Jezus powiedział do swoich uczniów: «Niech się nie trwoży serce wasze. Wierzycie w Boga? I we Mnie wierzcie! W domu Ojca mego jest mieszkań wiele. Gdyby tak nie było, to bym wam powiedział. Idę przecież przygotować wam miejsce. A gdy odejdę i przygotuję wam miejsce, przyjdę powtórnie i zabiorę was do siebie, abyście i wy byli tam, gdzie Ja jestem. Znacie drogę, dokąd Ja idę».

Odezwał się do Niego Tomasz: «Panie, nie wiemy, dokąd idziesz. Jak więc możemy znać drogę?» Odpowiedział mu Jezus: «Ja jestem drogą i prawdą, i życiem. Nikt nie przychodzi do Ojca inaczej jak tylko przeze Mnie. Gdybyście Mnie poznali, znalibyście i mojego Ojca. Ale teraz już Go znacie i zobaczyliście».

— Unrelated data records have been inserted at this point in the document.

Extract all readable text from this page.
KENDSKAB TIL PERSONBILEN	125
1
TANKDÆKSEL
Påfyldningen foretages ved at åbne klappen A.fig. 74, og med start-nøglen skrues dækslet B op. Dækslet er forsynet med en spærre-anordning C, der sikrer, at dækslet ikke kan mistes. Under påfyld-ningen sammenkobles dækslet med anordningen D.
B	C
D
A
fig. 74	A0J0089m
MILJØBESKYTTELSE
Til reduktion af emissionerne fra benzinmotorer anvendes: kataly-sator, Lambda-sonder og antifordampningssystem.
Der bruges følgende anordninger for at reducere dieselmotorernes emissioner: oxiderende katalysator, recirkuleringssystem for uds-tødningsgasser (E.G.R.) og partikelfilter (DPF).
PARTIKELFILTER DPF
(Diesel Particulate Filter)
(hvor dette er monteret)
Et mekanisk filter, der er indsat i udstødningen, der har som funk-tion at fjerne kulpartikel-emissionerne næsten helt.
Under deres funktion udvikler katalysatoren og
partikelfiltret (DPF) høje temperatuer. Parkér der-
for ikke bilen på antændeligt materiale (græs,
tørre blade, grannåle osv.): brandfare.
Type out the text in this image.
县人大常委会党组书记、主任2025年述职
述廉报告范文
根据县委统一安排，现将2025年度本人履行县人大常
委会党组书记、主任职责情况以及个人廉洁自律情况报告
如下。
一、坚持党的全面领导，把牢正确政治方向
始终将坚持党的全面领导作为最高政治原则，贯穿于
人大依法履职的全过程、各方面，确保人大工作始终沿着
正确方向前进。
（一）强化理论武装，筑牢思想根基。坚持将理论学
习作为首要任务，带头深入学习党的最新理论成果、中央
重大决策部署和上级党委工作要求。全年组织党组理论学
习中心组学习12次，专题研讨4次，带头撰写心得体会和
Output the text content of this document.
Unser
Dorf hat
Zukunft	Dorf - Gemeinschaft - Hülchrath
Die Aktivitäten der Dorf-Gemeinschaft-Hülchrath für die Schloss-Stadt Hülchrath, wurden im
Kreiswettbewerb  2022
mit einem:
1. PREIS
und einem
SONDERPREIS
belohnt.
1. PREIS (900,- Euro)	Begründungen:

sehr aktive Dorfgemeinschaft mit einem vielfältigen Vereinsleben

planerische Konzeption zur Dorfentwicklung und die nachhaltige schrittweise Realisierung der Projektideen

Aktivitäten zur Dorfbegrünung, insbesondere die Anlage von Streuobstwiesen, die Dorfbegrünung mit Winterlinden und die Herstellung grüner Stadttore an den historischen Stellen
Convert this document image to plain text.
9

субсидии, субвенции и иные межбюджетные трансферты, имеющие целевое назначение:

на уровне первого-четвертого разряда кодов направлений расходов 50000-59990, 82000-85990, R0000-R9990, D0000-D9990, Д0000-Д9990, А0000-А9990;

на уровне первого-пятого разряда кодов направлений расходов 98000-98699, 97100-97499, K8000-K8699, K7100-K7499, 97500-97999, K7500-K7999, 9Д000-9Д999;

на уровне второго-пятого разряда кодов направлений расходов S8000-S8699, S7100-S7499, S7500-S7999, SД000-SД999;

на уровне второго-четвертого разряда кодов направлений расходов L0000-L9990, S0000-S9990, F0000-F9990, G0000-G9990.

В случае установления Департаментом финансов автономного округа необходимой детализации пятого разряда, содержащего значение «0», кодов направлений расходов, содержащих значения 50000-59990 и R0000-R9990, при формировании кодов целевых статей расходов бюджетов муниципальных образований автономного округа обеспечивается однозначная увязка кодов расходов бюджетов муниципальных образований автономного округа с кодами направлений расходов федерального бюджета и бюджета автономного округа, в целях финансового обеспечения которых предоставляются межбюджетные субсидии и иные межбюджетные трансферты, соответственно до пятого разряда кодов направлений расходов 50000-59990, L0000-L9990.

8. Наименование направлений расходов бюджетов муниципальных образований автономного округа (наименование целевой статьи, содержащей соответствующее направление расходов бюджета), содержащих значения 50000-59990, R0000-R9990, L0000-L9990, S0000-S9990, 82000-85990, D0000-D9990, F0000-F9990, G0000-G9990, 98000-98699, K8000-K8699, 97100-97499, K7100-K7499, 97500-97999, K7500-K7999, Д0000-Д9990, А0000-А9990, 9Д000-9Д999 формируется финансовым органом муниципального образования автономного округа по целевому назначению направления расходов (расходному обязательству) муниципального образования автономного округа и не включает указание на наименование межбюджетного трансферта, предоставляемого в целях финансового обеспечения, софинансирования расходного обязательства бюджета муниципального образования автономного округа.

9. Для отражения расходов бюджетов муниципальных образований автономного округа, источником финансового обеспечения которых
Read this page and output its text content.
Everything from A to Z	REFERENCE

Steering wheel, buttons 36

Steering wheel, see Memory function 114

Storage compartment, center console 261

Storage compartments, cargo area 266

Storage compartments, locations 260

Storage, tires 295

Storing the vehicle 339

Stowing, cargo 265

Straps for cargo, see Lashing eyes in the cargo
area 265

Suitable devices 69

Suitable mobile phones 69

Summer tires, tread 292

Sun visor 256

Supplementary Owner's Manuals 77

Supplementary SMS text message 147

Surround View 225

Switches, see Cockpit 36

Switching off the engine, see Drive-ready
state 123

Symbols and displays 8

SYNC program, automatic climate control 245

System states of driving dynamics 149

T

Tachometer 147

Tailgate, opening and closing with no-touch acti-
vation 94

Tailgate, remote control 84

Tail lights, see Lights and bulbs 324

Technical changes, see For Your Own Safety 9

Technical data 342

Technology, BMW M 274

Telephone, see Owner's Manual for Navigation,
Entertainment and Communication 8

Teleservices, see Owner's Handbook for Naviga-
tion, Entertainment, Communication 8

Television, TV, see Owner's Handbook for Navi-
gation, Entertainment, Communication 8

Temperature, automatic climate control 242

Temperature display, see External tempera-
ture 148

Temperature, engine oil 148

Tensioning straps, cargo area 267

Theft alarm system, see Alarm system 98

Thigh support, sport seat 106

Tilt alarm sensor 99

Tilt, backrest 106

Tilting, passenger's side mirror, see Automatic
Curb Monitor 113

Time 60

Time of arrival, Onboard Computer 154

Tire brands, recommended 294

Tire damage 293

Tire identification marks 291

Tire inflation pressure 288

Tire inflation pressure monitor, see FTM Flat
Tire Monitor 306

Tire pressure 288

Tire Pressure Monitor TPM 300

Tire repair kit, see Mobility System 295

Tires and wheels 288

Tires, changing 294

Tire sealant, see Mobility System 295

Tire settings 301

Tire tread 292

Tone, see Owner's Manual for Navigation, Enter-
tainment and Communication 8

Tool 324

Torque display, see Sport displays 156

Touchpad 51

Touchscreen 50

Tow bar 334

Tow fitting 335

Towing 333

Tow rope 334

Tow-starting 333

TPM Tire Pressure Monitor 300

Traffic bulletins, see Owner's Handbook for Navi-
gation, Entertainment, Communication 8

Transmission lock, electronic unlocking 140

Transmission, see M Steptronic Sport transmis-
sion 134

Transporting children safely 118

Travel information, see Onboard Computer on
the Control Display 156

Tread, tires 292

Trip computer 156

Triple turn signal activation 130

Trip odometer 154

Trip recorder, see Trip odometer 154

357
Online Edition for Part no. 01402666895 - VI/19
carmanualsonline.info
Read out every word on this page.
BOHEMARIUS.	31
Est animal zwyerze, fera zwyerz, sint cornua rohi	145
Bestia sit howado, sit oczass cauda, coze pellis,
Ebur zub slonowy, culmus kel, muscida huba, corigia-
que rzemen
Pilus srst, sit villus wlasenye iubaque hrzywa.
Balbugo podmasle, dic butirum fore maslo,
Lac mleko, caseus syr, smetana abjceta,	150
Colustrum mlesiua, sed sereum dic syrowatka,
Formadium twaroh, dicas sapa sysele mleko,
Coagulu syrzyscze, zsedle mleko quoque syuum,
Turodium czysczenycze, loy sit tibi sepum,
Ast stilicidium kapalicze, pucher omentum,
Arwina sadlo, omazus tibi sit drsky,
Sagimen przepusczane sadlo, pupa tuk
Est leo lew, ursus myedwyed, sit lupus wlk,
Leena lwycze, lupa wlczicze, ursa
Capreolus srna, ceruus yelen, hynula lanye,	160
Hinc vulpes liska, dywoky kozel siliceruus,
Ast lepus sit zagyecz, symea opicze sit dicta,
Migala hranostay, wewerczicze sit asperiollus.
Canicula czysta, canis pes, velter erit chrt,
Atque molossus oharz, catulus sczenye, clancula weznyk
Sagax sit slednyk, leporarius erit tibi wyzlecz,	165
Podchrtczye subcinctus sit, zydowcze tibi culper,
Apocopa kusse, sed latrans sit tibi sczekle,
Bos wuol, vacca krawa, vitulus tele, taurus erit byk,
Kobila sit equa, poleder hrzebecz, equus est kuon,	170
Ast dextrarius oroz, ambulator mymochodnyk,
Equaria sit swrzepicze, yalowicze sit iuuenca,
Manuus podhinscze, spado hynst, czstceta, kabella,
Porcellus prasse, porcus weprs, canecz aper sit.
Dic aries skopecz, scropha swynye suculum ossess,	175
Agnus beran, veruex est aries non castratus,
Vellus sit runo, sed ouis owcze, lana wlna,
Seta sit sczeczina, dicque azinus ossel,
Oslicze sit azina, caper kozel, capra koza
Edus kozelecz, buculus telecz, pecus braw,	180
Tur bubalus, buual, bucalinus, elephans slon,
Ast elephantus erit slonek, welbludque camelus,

Rzekł do Niego Filip: „Panie, pokaż nam Ojca, a to nam wystarczy”. Odpowiedział mu Jezus: «Filipie, tak długo jestem z wami, a jeszcze Mnie nie poznałeś? Kto Mnie zobaczył, zobaczył także i Ojca. Dlaczego więc mówisz: „Pokaż nam Ojca?” Czy nie wierzysz, że Ja jestem w Ojcu, a Ojciec we Mnie? Słów tych, które wam mówię, nie wypowiadam od siebie. Ojciec, który trwa we Mnie, On sam dokonuje tych dzieł. Wierzcie Mi, że Ja jestem w Ojcu, a Ojciec we Mnie. Jeżeli zaś nie, wierzcie przynajmniej ze względu na same dzieła. Zaprawdę, zaprawdę, powiadam wam: Kto we Mnie wierzy, będzie także dokonywał tych dzieł, których Ja dokonuję, owszem, i większe od tych uczyni, bo Ja idę do Ojca».

„Panie, pokaż nam Ojca”.
Dziś Jezus odpowiada na tęsknotę człowieka o której mówi Filip: „Panie pokaż nam Ojca”. Jezus pokazuje jak zrealizować pragnienie poznania Boga. Jest to możliwe w Nim. Dla mnie to konkretne wezwanie:

po pierwsze do tego, bym każdego dnia Go poznawał i naśladował. Pomaga mi w tym pytanie: co w tej sytuacji zrobiłby Jezus. Szczególnie w trudnych sytuacjach, kiedy przychodzą mi pokusy: by się gniewać, odpłacić złem za zło itd. Spojrzenie z perspektywy Jezusa jest uzdrawiające i pokazuje właściwe rozwiązanie w każdej sytuacji.

Po drugie, mam zadanie, by przybliżać tak jak On, Boga Ojca wszystkim, których spotykam. Jezus nie tylko nauczał, że trzeba kochać i przebaczać, ale to robił. Przebaczył swoim oprawcom, nie osądzał tylko podnosił ludzi i pomagał im zawrócić ze złej drogi. W ten sposób pokazywał miłosiernego Ojca. Trudne to zadanie, ale Pan Jezus do takich zadań mnie wzywa. Ciebie również…

Tato dziękuję Ci, za Twojego Syna, który pomaga mi Ciebie poznać.

Życzę Ci wiary w to, że Jezus jest Synem Bożym i że może pokazać Ci Ojca.